In just 30 minutes, you can enjoy a delicious and nutritious meal that combines the savory flavors of rotisserie chicken, fresh broccoli, and pasta. This high protein rotisserie chicken broccoli pasta recipe is not only quick to prepare but also packed with protein, making it an ideal choice for busy weeknight dinners or wholesome lunch options.
Ingredients
Scale:
8 oz. whole wheat pasta (penne or rotini)
2 cups rotisserie chicken, shredded
2 cups broccoli florets (fresh or frozen)
1 cup cherry tomatoes, halved
1 cup low-sodium chicken broth
1/2 cup heavy cream or Greek yogurt
1 cup grated Parmesan cheese
2 cloves garlic, minced
Salt and pepper to taste
Fresh parsley or basil, chopped (optional)

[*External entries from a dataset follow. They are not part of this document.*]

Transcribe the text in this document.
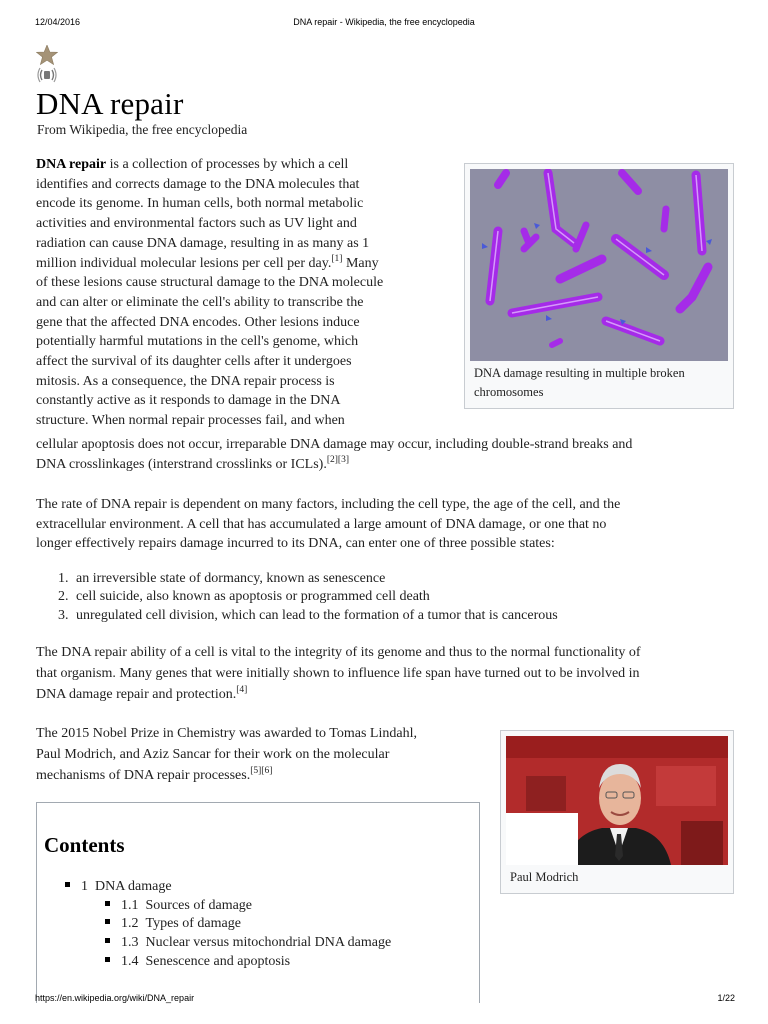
12/04/2016	DNA repair - Wikipedia, the free encyclopedia
DNA repair
From Wikipedia, the free encyclopedia
DNA repair is a collection of processes by which a cell
identifies and corrects damage to the DNA molecules that
encode its genome. In human cells, both normal metabolic
activities and environmental factors such as UV light and
radiation can cause DNA damage, resulting in as many as 1
million individual molecular lesions per cell per day.[1] Many
of these lesions cause structural damage to the DNA molecule
and can alter or eliminate the cell's ability to transcribe the
gene that the affected DNA encodes. Other lesions induce
potentially harmful mutations in the cell's genome, which
affect the survival of its daughter cells after it undergoes
mitosis. As a consequence, the DNA repair process is
constantly active as it responds to damage in the DNA
structure. When normal repair processes fail, and when
cellular apoptosis does not occur, irreparable DNA damage may occur, including double-strand breaks and
DNA crosslinkages (interstrand crosslinks or ICLs).[2][3]
DNA damage resulting in multiple broken chromosomes
The rate of DNA repair is dependent on many factors, including the cell type, the age of the cell, and the
extracellular environment. A cell that has accumulated a large amount of DNA damage, or one that no
longer effectively repairs damage incurred to its DNA, can enter one of three possible states:
1. an irreversible state of dormancy, known as senescence
2. cell suicide, also known as apoptosis or programmed cell death
3. unregulated cell division, which can lead to the formation of a tumor that is cancerous
The DNA repair ability of a cell is vital to the integrity of its genome and thus to the normal functionality of
that organism. Many genes that were initially shown to influence life span have turned out to be involved in
DNA damage repair and protection.[4]
The 2015 Nobel Prize in Chemistry was awarded to Tomas Lindahl,
Paul Modrich, and Aziz Sancar for their work on the molecular
mechanisms of DNA repair processes.[5][6]
Paul Modrich
Contents
1 DNA damage
1.1 Sources of damage
1.2 Types of damage
1.3 Nuclear versus mitochondrial DNA damage
1.4 Senescence and apoptosis
https://en.wikipedia.org/wiki/DNA_repair	1/22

Additional Parmesan cheese (optional)
Instructions
Begin by cooking the pasta. In a large pot of salted boiling water, cook the whole wheat pasta according to package instructions until al dente, about 8-10 minutes. Add the broccoli florets to the pot during the last 3 minutes of cooking to ensure they are tender yet still bright green. Drain and set aside, reserving a cup of pasta water for later use.

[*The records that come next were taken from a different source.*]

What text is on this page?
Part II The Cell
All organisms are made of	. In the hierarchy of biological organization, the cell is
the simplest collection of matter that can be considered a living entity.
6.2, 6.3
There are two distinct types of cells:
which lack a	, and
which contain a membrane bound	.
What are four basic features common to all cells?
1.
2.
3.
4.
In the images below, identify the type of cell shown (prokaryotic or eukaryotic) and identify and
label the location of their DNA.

In the same pot, heat a tablespoon of olive oil over medium heat. Add the minced garlic and sauté for about 1 minute, or until fragrant and golden brown.

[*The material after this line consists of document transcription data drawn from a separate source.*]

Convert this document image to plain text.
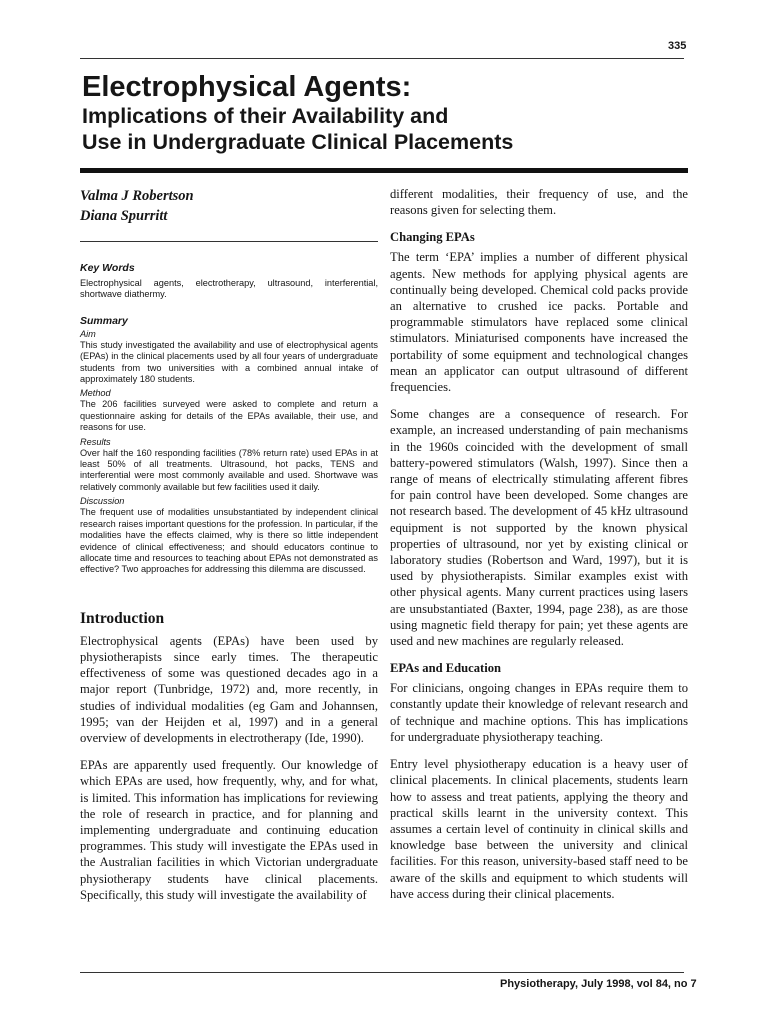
335
Electrophysical Agents:
Implications of their Availability and
Use in Undergraduate Clinical Placements
Valma J Robertson
Diana Spurritt
Key Words

Electrophysical agents, electrotherapy, ultrasound, interferential, shortwave diathermy.

Summary
Aim

This study investigated the availability and use of electrophysical agents (EPAs) in the clinical placements used by all four years of undergraduate students from two universities with a combined annual intake of approximately 180 students.

Method

The 206 facilities surveyed were asked to complete and return a questionnaire asking for details of the EPAs available, their use, and reasons for use.

Results

Over half the 160 responding facilities (78% return rate) used EPAs in at least 50% of all treatments. Ultrasound, hot packs, TENS and interferential were most commonly available and used. Shortwave was relatively commonly available but few facilities used it daily.

Discussion

The frequent use of modalities unsubstantiated by independent clinical research raises important questions for the profession. In particular, if the modalities have the effects claimed, why is there so little independent evidence of clinical effectiveness; and should educators continue to allocate time and resources to teaching about EPAs not demonstrated as effective? Two approaches for addressing this dilemma are discussed.

Introduction

Electrophysical agents (EPAs) have been used by physiotherapists since early times. The therapeutic effectiveness of some was questioned decades ago in a major report (Tunbridge, 1972) and, more recently, in studies of individual modalities (eg Gam and Johannsen, 1995; van der Heijden et al, 1997) and in a general overview of developments in electrotherapy (Ide, 1990).

EPAs are apparently used frequently. Our knowledge of which EPAs are used, how frequently, why, and for what, is limited. This information has implications for reviewing the role of research in practice, and for planning and implementing undergraduate and continuing education programmes. This study will investigate the EPAs used in the Australian facilities in which Victorian undergraduate physiotherapy students have clinical placements. Specifically, this study will investigate the availability of

different modalities, their frequency of use, and the reasons given for selecting them.

Changing EPAs

The term ‘EPA’ implies a number of different physical agents. New methods for applying physical agents are continually being developed. Chemical cold packs provide an alternative to crushed ice packs. Portable and programmable stimulators have replaced some clinical stimulators. Miniaturised components have increased the portability of some equipment and technological changes mean an applicator can output ultrasound of different frequencies.

Some changes are a consequence of research. For example, an increased understanding of pain mechanisms in the 1960s coincided with the development of small battery-powered stimulators (Walsh, 1997). Since then a range of means of electrically stimulating afferent fibres for pain control have been developed. Some changes are not research based. The development of 45 kHz ultrasound equipment is not supported by the known physical properties of ultrasound, nor yet by existing clinical or laboratory studies (Robertson and Ward, 1997), but it is used by physiotherapists. Similar examples exist with other physical agents. Many current practices using lasers are unsubstantiated (Baxter, 1994, page 238), as are those using magnetic field therapy for pain; yet these agents are used and new machines are regularly released.

EPAs and Education

For clinicians, ongoing changes in EPAs require them to constantly update their knowledge of relevant research and of technique and machine options. This has implications for undergraduate physiotherapy teaching.

Entry level physiotherapy education is a heavy user of clinical placements. In clinical placements, students learn how to assess and treat patients, applying the theory and practical skills learnt in the university context. This assumes a certain level of continuity in clinical skills and knowledge base between the university and clinical facilities. For this reason, university-based staff need to be aware of the skills and equipment to which students will have access during their clinical placements.

Physiotherapy, July 1998, vol 84, no 7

Pour in the chicken broth and bring the mixture to a simmer. Allow it to reduce slightly for about 2-3 minutes.
Reduce heat to low. Stir in the heavy cream or Greek yogurt, and then gradually add the grated Parmesan cheese, stirring until melted and well combined.
Add the shredded rotisserie chicken and cherry tomatoes to the sauce. Mix well to combine and heat through until the chicken is warmed, about 2 minutes.
Finally, add the drained pasta and broccoli back into the pot. Toss everything together until the pasta is well coated in the creamy sauce. Season with salt and pepper to taste.
Serve hot, garnished with fresh herbs and additional Parmesan cheese if desired.